L’accertamento della summenzionata condizione di vulnerabilità avviene, in ossequio al consolidato orientamento di questa Corte (cfr. Cass. civ., sez. I, 15/05/2019 n. 13088; Cass. civ., sez. I, n. 4455 23/02/2018, Rv. 647298 – 01), alla stregua di una duplice valutazione, che tenga conto, da un lato, degli standards di tutela e rispetto dei diritti umani fondamentali nel Paese d’origine del richiedente e, dall’altro, del percorso di integrazione sociale da quest’ultimo intrapreso nel Paese di destinazione.

Le Sezioni Unite hanno consolidato l’indirizzo espresso dalle sezioni semplici, secondo cui occorre operare la valutazione comparativa della situazione soggettiva e oggettiva del richiedente con riferimento al Paese di origine, in raffronto alla situazione d’integrazione raggiunta nel paese di accoglienza, senza che abbia rilievo l’esame del livello di integrazione raggiunto nel nostro Paese, isolatamente ed astrattamente considerato (Cassazione civile sez. un., 13/11/2019, n. 29459).

La corte distrettuale, nel rigettare la domanda volta al rilascio del permesso di soggiorno per motivi umanitari, non ha ravvisato la sussistenza, nel paese d’origine di una situazione di emergenza sanitaria, ambientale o alimentare, nè una grave violazione dei diritti umani fondamentali.

Con accertamento di fatto, insindacabile in sede di legittimità, ha accertato che la documentazione medica era risalente al 2014 e che le patologie riscontrate avevano natura transitoria, salvo l’ipoacusia, che, per la sua natura, non mette in pericolo i diritti fondamentali della persona.

Ne consegue che, in assenza di particolari situazioni di vulnerabilità, non assume rilevanza il percorso di integrazione, ove isolatamente considerato.

Il ricorso va pertanto rigettato.

6.2.La condanna al pagamento delle spese del giudizio in favore di un’amministrazione dello Stato deve essere limitata, riguardo alle spese vive, al rimborso delle somme prenotate a debito (Cassazione civile sez.
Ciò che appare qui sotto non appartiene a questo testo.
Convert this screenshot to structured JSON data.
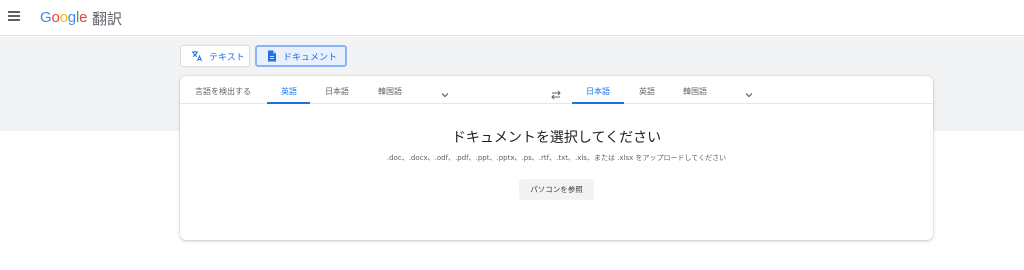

II, 11/09/2018, n. 22014; Cass. Civ., n. 5859 del 2002).

6.3.Ai sensi del D.P.R. n. 115 del 2002, art. 13, comma 1 quater, va dato atto della sussistenza dei presupposti per il versamento, da parte del ricorrente, dell’ulteriore importo a titolo di contributo unificato pari a quello previsto per il ricorso principale, a norma dello stesso art. 13, comma 1 bis se dovuto.

PQM

rigetta il ricorso e condanna il ricorrente alle spese del giudizio di legittimità che liquida in Euro 2100,00 oltre spese prenotate a debito.
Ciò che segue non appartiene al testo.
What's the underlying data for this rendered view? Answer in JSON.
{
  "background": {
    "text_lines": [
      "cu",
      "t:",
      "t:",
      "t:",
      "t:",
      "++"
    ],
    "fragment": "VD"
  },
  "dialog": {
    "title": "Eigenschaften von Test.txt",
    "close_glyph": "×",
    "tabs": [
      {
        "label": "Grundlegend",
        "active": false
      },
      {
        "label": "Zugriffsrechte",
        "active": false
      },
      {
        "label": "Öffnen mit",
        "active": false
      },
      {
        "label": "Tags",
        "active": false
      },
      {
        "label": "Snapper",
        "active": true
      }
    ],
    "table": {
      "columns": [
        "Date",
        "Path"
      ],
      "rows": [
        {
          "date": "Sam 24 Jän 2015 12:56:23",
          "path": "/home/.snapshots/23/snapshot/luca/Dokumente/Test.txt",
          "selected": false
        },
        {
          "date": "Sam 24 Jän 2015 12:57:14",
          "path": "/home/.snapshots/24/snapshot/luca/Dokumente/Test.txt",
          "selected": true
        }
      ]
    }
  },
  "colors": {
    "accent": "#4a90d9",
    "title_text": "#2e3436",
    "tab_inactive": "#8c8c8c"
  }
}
Ai sensi del D.P.R. n. 115 del 2002, art. 13, comma 1 quater, dà atto della sussistenza dei presupposti per il versamento, da parte del ricorrente, dell’ulteriore importo a titolo di contributo unificato pari a quello previsto per il ricorso principale, a norma dello stesso art. 13, comma 1 bis se dovuto.

Così deciso in Roma, nella Camera di Consiglio della Sezione Seconda Civile della Corte di cassazione, il 6 febbraio 2020.